Confirmation Bias and Analyzing Data
In some shape or form, we all establish shorthand rules for our lives. Rules of thumb that help us automate regular processes so that we can worry about more novel problems. In business, we might call these best practices. However, if we’re not careful, the systems we develop to help us simplify our lives can become the foothold for confirmation bias.
Confirmation Bias: The tendency to interpret new evidence as confirmation of one’s existing beliefs or theories.
These little rituals of simplification, better defined as heuristics, become habitual with repetition. Nobel prize winner Daniel Kahneman labeled this type of thinking as “System 1”. System 1 is home to intuitive thought and technical stereotyping. For example, red means stop, green means go, and a blue bag of chips is probably sea salt & vinegar.

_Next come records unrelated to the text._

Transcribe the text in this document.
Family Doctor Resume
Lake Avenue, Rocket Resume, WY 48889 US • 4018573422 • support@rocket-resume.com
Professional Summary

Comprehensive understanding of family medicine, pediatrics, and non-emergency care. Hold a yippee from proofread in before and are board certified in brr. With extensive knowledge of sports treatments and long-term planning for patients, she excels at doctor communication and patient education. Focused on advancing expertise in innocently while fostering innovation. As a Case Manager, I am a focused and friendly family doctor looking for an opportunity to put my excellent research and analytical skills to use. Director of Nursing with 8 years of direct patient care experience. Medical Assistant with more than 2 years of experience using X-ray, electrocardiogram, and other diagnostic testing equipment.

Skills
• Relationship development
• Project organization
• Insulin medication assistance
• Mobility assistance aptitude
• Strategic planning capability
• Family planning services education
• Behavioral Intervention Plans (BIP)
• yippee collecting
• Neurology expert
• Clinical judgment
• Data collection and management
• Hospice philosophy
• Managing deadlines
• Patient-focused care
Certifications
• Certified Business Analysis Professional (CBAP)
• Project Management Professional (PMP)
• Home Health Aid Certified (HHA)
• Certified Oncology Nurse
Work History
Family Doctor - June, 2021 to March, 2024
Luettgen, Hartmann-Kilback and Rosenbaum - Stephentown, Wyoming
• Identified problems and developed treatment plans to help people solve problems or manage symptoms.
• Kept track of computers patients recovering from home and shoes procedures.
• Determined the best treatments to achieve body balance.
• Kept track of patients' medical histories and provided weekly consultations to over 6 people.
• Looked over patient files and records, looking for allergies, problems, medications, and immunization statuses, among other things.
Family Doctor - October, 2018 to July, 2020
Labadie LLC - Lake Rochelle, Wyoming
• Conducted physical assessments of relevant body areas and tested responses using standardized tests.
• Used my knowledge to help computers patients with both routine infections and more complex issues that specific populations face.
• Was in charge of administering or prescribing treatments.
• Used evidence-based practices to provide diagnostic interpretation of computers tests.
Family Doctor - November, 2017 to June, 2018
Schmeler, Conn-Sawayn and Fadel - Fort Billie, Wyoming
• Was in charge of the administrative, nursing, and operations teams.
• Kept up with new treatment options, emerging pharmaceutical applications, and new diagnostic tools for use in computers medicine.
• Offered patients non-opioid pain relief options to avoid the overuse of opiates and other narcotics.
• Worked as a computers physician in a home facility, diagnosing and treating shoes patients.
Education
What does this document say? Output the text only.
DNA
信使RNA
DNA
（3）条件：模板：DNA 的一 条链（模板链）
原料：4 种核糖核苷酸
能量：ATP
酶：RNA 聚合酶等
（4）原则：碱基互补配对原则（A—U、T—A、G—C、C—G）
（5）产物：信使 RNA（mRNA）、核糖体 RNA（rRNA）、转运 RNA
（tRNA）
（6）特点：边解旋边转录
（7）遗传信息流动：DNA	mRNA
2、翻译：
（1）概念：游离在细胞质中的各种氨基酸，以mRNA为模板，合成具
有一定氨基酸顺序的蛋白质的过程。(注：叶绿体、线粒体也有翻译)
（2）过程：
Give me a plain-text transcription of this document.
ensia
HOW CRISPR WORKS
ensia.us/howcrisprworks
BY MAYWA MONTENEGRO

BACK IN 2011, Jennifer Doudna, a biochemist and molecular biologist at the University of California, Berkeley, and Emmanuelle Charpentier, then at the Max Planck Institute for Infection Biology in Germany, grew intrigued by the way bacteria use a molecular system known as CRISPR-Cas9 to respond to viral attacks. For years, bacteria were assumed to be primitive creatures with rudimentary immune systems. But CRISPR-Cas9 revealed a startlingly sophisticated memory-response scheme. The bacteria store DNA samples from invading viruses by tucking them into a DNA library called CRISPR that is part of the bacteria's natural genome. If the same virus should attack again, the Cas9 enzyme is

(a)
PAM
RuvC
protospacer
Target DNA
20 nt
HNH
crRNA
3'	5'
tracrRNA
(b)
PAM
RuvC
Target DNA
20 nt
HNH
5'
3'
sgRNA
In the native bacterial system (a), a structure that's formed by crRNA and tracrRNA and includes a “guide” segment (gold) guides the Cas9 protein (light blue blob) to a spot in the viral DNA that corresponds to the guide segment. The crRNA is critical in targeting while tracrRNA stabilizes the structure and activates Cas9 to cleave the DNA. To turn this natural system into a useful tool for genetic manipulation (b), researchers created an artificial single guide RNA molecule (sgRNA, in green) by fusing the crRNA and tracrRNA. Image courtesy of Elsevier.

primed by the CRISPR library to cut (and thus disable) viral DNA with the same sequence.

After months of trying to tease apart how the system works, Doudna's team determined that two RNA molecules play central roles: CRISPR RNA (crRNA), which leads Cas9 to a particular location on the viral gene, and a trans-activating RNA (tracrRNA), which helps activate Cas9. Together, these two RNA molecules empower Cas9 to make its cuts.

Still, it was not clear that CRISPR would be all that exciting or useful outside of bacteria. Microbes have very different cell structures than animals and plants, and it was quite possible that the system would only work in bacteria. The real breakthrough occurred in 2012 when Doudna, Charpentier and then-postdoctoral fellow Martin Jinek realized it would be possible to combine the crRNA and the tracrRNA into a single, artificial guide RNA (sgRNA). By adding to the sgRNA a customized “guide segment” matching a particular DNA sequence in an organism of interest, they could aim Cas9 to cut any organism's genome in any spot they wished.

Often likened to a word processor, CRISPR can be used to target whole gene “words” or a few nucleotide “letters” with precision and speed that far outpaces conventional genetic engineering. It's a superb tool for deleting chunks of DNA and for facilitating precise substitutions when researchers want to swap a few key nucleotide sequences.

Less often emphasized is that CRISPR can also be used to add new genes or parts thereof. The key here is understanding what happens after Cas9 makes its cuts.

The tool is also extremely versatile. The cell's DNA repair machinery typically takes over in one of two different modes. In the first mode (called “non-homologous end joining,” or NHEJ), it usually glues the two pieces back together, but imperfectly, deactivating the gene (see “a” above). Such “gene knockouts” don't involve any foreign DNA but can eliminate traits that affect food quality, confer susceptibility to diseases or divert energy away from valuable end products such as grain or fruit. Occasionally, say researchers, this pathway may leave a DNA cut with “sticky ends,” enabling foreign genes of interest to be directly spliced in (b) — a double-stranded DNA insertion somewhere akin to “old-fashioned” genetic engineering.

The latter point was a sore spot for me. I was recently cooking lobster rolls and needed some chips to go with them. I went to the store and down the chip aisle that I am all too familiar with, went to my favorite brand and picked out the big blue bag, the salt and vinegar chips. Or so I thought.
Upon arriving at the destination, my sister unpacked the bag announcing to her kids “Mmmmmm. Salt & Pepper, I’ve never had these.” A minor setback but, wow, I was in shock. I went back to the store the next day to inspect this travesty of food packaging and they were virtually the same color as the correct bag.
This crunchy catastrophe inspired a few questions. What designer associated blue with cracked pepper? When they get their sales reports back, will their people interpret my mistaken purchase as validation? If the color blue can immediately activate my taste memory for those little bitter crisps, what other tricks is it pulling on me?
Tracking Patterns and Challenging Assumptions
Aside from creating efficiencies, we rely on heuristics to bring us predictive regularity. Normalcy and patterns keep us sane. But it also dulls us to unexpected findings. The more we rely on this regulation the harder it is to see the change coming.
We were doing an exploratory project a few weeks back with an amazing partner where our tech to identify the community driving the business and defining their product’s tone of voice. The results were fantastic and fun.
On the other hand, they also went totally against the assumptions of our partner. After a brief discussion it was clear what was happening. Our partner was so knowledgeable about their space that they inferred different results. They suffered confirmation bias.
Our company, Everyday, attracts the type of partners who challenge assumptions. In this way we’re lucky. We provided the data and our recommendations on how to proceed and our partner opened up to the opportunities of our findings and used them to better inform their customers.
Challenging though it may be, this is the path we all have to take if we actually want to drive change. Everyday technology isn’t the tool for the status quo. We’re the instrument to change it.